The sample size calculation is based on the primary objective of comparing the mFI (≥3) and CFS (≥4) with respect to their accuracy in identifying patients with events at 90 days after surgery. We used the sample size calculation approach described by Alonzo et al. for paired comparisons of diagnostic test accuracy [48]. The approach is based on the joint 95% confidence region around the relative True Positive Rate (rTPR) and False Positive Rates (rFPR), but since prevalence of events is expected to be low, the sample size is driven entirely by the calculation for rTPR. Although no measures of sensitivity for detecting true cases of DFS are available for the CFS or mFI, existing literature suggests that the mFI has a 61% sensitivity for identifying true cases of postoperative complications [16]. Therefore, we assumed a TPR for the mFI as a sensitivity of 0.6. We would consider a 30% relative difference in the TPR for the CFS to be clinically meaningful. We further assumed a concordance probability (i.e., the proportion of patients classified as positive by both tests, of 0.45). To have 80% power at a 5% significance level to detect a rTPR of 1.3, the required number of cases is 117. At a prevalence of events of 18%, this translates to a total required sample size for the cohort of 648 patients.

Discussion

This multicenter prospective cohort study will address multiple knowledge gaps in the perioperative frailty evidence base. We will describe the comparative performance of two leading frailty instruments in predicting a patient reported outcome measure (DFS), as well as commonly reported postoperative outcomes. Furthermore, we will assess the predictive value of two frailty instruments in addition to known preoperative risk factors. Finally, we will provide new information regarding the acceptability and feasibility of the mFI and CFS, which in addition to their predictive accuracy, should guide clinicians in choosing an appropriate instrument with which to perform preoperative frailty assessments.
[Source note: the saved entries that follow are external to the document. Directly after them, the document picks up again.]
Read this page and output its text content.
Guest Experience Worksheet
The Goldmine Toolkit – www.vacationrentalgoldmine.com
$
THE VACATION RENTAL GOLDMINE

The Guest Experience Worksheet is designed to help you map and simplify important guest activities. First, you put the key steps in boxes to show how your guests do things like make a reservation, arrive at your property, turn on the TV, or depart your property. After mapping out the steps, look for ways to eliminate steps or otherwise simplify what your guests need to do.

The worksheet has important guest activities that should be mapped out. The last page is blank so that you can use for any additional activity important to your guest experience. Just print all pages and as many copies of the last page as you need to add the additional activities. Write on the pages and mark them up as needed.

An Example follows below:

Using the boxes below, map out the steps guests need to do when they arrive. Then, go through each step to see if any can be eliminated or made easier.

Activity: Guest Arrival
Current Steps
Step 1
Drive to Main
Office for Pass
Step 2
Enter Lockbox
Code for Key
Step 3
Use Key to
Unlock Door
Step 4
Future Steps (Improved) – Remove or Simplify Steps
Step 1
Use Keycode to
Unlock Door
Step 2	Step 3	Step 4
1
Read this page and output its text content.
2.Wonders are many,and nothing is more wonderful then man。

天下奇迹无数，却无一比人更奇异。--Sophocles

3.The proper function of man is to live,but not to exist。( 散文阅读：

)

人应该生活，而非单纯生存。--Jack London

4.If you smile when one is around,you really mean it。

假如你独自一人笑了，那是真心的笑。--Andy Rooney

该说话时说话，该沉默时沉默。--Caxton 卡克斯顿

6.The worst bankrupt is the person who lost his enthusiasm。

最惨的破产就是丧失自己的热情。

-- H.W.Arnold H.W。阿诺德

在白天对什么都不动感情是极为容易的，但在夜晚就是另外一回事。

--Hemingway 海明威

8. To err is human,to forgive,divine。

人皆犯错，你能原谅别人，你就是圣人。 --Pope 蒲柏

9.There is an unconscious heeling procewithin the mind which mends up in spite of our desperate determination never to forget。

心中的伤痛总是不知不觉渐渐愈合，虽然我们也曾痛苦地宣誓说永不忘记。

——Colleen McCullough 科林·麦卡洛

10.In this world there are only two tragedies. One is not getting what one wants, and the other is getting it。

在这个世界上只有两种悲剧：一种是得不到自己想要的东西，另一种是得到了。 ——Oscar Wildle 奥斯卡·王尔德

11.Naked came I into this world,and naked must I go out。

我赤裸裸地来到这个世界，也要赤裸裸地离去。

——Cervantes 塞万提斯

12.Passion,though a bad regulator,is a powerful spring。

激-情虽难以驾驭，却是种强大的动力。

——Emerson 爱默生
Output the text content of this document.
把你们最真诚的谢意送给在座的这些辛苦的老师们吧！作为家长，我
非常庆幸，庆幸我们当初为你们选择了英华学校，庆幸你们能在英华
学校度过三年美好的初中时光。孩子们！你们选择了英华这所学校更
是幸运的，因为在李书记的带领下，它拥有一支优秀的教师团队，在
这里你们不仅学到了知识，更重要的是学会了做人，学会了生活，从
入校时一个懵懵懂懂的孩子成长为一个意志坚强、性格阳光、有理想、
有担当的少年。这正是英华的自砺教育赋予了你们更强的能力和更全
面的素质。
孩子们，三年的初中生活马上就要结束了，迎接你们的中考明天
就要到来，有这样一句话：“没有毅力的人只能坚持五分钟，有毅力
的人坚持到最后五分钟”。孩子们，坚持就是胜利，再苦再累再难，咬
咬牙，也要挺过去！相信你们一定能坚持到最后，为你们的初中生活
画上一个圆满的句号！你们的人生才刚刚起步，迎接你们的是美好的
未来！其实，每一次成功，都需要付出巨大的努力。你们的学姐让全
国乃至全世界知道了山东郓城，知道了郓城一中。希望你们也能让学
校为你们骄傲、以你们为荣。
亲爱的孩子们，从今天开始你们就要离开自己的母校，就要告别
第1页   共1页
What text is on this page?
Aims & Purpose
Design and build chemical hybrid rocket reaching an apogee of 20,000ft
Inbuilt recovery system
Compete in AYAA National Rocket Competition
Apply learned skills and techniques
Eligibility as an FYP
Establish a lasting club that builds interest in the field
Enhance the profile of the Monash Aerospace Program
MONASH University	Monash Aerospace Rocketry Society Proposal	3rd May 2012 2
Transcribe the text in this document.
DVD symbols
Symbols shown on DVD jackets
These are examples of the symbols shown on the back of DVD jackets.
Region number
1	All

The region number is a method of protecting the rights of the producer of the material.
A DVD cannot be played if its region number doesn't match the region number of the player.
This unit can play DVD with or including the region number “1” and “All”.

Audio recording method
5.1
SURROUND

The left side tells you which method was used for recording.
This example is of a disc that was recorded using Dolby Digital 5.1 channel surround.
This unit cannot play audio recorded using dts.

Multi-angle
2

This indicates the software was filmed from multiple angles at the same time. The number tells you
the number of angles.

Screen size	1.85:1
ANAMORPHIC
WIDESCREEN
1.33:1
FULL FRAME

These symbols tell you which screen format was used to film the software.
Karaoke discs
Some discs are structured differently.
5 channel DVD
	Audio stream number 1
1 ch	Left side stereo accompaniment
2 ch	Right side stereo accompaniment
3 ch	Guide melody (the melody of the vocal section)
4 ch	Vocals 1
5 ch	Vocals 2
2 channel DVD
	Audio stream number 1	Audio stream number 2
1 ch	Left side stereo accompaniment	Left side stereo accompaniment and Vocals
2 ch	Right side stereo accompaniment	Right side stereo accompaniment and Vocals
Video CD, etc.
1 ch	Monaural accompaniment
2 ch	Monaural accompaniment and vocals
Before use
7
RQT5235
Given the rapid aging of Western populations [50, 51], and the increasing prevalence of older patients in the perioperative setting [7], accurate and routine identification of the high risk strata of frail older patients is needed to inform patient and surgical decision making, and to appropriately plan perioperative care. The plethora of available frailty instruments combined with a lack of comparative studies creates a substantial barrier for uptake of frailty instruments by clinicians [52], despite such assessments being recommended by best practice guidelines [23, 24]. Furthermore, the association of available frailty instruments with patient reported outcome measures, which have recently been identified as key areas for new research [53], is poorly studied. This lack of data may cloud the interpretation of frailty status before surgery for patients and clinicians. Our study will provide important insights into each of these needed areas of research.

Feasibility and acceptability are known external barriers to practice change [54]. Although some evidence exists regarding the feasibility of the mFI in perioperative practice and the CFS in non-surgical settings, the comparative feasibility and acceptability of different frailty instruments is not well described. Our study will supplement measures of comparative diagnostic accuracy between the CFS and mFI with acceptability and feasibility measures based on accepted frameworks. The combination of these data should influence the future practice of frailty assessments and the application of best practice guidelines.